What causes cancer in kids? Genes have always been eyed as a key culprit, and now, the most comprehensive genetic survey to date suggests that major cancer genes are more common in affected children than thought. The analysis also reveals, to scientists’ surprise, that several children had problem genes tied to adult cancers like breast and ovarian cancer. The work may help doctors better screen for—and treat—cancers in young people, and identify other family members who might be at risk.
The researchers, at St. Jude Children’s Research Hospital in Memphis, Tennessee, and Washington University in St. Louis in Missouri, and led by pediatric researcher and St. Jude’s CEO James Downing, hunted for dangerous genes in 1120 cancer patients under the age of 20. They looked for mutations in healthy tissue, and focused on 60 genes known to be a major cause of at least some forms of the disease. Many children didn’t carry mutated versions of those genes—but more than expected did. DNA sequencing revealed that 95 kids—or 8.5%—had a copy of a gene that was either definitely or probably dangerous. That’s compared with, at most, the 5% the scientists thought they might see.
In some respects, that 8.5% is only part of what’s eye-catching. Some of these genes are big cancer drivers in adults yet haven’t historically been tied to childhood disease. For example, eight children with leukemia or other cancers had mutations in genes that dramatically raise risk of breast and ovarian cancer in adults—the BRCA genes and PALB2. It’s not clear whether those genes were also causing cancer in these children, although the scientists suspect they’re playing a role, they report today in The New England Journal of Medicine.
“We don’t today understand” all of this, says John Maris, a pediatric oncologist at the Children’s Hospital of Philadelphia in Pennsylvania. “If a child happens to have a breast cancer gene mutation, does that mean they’re at risk for breast cancer later in life, or is that contributing to the child’s cancer?”
Another big question mark is how family history connects to the mutated genes. Downing and his co-authors were struck that for patients whose family history information they could find, fewer than half had a family history of cancer. One explanation is that some mutations arose spontaneously during development and aren’t shared by the child’s relatives. Another is that the relevant information is missing, as pediatric oncologists often don’t ask about adult cancers in a family to better understand their young patients.
That’s something that might change. “Family history now matters more than ever,” says Stephen Chanock, a pediatric oncologist and head of the division of cancer epidemiology and genetics at the National Cancer Institute in Rockville, Maryland. “There may be a wider spectrum of cancers that are associated” with some of these genes than we thought.

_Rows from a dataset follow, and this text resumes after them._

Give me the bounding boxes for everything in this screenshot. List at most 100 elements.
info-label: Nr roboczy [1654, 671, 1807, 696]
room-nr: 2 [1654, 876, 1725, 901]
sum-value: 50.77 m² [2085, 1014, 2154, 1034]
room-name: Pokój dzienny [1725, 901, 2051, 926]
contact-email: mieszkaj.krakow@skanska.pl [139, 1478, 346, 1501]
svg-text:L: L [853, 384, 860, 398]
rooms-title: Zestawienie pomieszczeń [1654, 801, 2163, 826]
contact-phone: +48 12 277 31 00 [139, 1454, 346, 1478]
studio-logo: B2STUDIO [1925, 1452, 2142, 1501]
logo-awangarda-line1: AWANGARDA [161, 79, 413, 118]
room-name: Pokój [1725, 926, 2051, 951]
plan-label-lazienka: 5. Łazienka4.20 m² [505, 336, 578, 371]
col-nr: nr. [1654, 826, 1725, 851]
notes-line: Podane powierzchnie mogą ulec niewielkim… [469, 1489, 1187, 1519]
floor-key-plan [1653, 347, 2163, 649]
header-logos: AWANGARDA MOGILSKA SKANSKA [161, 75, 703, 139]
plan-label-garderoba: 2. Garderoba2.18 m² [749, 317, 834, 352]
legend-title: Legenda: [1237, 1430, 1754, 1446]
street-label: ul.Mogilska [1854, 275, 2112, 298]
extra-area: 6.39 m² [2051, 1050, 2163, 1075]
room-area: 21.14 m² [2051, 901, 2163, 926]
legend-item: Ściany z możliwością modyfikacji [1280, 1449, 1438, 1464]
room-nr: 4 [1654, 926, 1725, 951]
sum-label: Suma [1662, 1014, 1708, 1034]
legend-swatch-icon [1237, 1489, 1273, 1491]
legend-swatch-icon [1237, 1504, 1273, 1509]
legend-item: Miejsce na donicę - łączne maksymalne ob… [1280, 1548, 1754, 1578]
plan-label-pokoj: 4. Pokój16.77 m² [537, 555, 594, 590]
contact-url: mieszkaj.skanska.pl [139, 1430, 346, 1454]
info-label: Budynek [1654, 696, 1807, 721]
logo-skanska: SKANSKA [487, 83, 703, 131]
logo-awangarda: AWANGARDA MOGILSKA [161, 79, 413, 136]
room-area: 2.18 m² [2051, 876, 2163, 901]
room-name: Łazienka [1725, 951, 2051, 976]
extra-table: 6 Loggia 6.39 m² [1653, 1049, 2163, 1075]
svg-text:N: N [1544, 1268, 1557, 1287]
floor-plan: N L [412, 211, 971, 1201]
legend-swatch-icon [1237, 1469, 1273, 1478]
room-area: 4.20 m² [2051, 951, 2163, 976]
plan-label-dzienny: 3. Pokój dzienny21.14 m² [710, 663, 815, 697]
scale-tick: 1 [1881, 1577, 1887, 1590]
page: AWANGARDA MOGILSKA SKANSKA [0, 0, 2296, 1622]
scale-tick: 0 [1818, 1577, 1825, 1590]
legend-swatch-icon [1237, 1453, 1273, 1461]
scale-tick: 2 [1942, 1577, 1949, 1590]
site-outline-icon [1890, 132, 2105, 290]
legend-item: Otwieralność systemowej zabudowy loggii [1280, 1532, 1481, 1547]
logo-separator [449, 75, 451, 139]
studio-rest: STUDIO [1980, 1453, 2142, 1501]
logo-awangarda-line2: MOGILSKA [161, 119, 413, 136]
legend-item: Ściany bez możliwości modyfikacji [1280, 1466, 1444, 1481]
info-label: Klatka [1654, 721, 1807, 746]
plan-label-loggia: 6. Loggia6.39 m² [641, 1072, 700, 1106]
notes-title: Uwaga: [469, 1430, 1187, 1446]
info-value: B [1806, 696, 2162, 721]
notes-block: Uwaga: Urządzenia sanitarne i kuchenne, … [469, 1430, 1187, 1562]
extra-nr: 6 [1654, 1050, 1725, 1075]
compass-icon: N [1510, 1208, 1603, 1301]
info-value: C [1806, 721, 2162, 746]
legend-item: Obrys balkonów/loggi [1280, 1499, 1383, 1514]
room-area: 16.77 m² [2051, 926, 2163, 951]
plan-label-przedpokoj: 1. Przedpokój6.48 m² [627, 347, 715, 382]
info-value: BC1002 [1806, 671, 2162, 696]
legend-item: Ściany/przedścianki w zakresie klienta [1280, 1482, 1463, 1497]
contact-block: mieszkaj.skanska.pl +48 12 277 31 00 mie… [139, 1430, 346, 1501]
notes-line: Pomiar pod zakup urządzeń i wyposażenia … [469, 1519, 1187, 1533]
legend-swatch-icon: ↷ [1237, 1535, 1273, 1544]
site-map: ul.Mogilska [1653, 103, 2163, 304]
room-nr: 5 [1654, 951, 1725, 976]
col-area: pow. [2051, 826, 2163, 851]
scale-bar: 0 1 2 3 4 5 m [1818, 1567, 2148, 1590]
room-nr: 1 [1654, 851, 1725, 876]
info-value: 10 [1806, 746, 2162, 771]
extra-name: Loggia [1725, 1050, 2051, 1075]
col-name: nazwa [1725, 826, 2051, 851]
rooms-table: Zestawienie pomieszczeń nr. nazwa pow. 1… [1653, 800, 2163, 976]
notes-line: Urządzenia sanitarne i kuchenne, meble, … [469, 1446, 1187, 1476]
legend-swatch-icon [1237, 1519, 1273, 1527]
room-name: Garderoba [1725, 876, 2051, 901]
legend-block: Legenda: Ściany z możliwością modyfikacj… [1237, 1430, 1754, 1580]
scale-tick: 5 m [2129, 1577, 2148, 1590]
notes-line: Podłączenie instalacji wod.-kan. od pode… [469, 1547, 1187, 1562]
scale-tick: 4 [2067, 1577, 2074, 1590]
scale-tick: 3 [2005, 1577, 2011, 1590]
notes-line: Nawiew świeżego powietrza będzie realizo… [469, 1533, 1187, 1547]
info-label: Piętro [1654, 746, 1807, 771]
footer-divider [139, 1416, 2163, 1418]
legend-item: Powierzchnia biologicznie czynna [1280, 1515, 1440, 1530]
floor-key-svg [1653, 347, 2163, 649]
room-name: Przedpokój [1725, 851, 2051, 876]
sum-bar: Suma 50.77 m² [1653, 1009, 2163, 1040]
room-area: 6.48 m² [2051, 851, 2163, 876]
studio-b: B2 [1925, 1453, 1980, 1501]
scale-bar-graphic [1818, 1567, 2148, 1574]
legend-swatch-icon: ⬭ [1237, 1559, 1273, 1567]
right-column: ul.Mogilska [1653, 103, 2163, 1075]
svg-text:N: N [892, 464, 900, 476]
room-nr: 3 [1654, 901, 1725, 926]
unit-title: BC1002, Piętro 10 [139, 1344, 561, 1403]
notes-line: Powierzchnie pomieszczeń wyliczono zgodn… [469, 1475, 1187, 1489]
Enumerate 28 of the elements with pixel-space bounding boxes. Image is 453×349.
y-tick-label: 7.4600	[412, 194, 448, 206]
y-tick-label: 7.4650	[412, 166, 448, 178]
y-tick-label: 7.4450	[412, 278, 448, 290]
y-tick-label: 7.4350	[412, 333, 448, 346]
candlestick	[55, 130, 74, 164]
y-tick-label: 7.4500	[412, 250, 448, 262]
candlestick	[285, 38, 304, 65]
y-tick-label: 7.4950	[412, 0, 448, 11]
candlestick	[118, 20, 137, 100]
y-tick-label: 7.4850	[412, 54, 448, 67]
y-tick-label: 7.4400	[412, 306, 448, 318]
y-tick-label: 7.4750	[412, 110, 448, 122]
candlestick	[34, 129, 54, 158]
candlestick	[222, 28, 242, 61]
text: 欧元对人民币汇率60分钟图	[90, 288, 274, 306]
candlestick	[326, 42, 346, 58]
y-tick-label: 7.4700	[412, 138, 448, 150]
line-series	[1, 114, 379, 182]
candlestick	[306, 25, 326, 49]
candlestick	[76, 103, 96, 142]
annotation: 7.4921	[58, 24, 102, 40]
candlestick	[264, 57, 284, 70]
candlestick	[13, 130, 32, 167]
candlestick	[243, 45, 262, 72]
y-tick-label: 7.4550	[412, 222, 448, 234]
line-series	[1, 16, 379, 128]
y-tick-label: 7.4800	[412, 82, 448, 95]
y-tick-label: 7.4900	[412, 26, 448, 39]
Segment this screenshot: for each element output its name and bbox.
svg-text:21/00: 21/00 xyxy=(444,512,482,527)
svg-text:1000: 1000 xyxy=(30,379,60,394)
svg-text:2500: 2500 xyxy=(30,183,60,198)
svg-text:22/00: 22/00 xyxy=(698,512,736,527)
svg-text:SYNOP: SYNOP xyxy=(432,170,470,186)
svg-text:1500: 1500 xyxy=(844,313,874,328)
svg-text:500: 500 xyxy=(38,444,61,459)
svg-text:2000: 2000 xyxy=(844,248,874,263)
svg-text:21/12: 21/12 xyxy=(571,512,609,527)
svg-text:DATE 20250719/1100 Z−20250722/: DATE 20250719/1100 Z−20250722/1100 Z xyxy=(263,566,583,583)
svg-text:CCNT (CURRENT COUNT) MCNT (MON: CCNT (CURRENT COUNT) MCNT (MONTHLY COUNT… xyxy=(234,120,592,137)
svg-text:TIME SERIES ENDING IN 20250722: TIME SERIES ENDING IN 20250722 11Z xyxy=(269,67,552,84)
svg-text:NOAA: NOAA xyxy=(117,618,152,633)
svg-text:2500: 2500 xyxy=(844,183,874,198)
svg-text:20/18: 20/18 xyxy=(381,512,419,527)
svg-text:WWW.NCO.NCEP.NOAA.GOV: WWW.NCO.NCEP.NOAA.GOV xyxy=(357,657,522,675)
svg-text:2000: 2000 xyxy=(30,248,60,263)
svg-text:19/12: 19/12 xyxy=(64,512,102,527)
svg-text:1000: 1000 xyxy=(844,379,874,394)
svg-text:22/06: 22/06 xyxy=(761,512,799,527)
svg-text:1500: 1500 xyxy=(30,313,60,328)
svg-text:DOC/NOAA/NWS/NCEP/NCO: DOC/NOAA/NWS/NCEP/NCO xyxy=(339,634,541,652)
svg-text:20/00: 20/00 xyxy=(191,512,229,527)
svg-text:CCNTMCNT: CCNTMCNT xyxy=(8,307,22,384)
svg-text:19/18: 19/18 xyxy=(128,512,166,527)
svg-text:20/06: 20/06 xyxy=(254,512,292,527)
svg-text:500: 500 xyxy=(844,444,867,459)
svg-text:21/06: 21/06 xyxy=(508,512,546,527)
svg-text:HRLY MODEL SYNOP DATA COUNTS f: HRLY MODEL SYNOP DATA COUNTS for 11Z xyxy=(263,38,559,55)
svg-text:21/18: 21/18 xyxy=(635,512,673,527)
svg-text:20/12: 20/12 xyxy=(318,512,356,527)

Many pediatric oncologists think that in the near-term future, every child with cancer will have their genome sequenced—something that’s starting to happen in research settings. Identifying an array of cancer genes in sick children could serve many purposes. It might help guide treatment, if specific DNA affects how kids respond to certain drugs; it might alert doctors to children at risk for other cancers later in life, like breast cancer; and it might pinpoint families that could benefit from genetic counseling.
“Certainly not one out of 10 children are getting genetic testing or genetic counseling today,” says Maris, who studies the genetics of the childhood cancer neuroblastoma. “It is still very much the early days,” he adds, but the paper is “a very important blueprint for where the field needs to go.”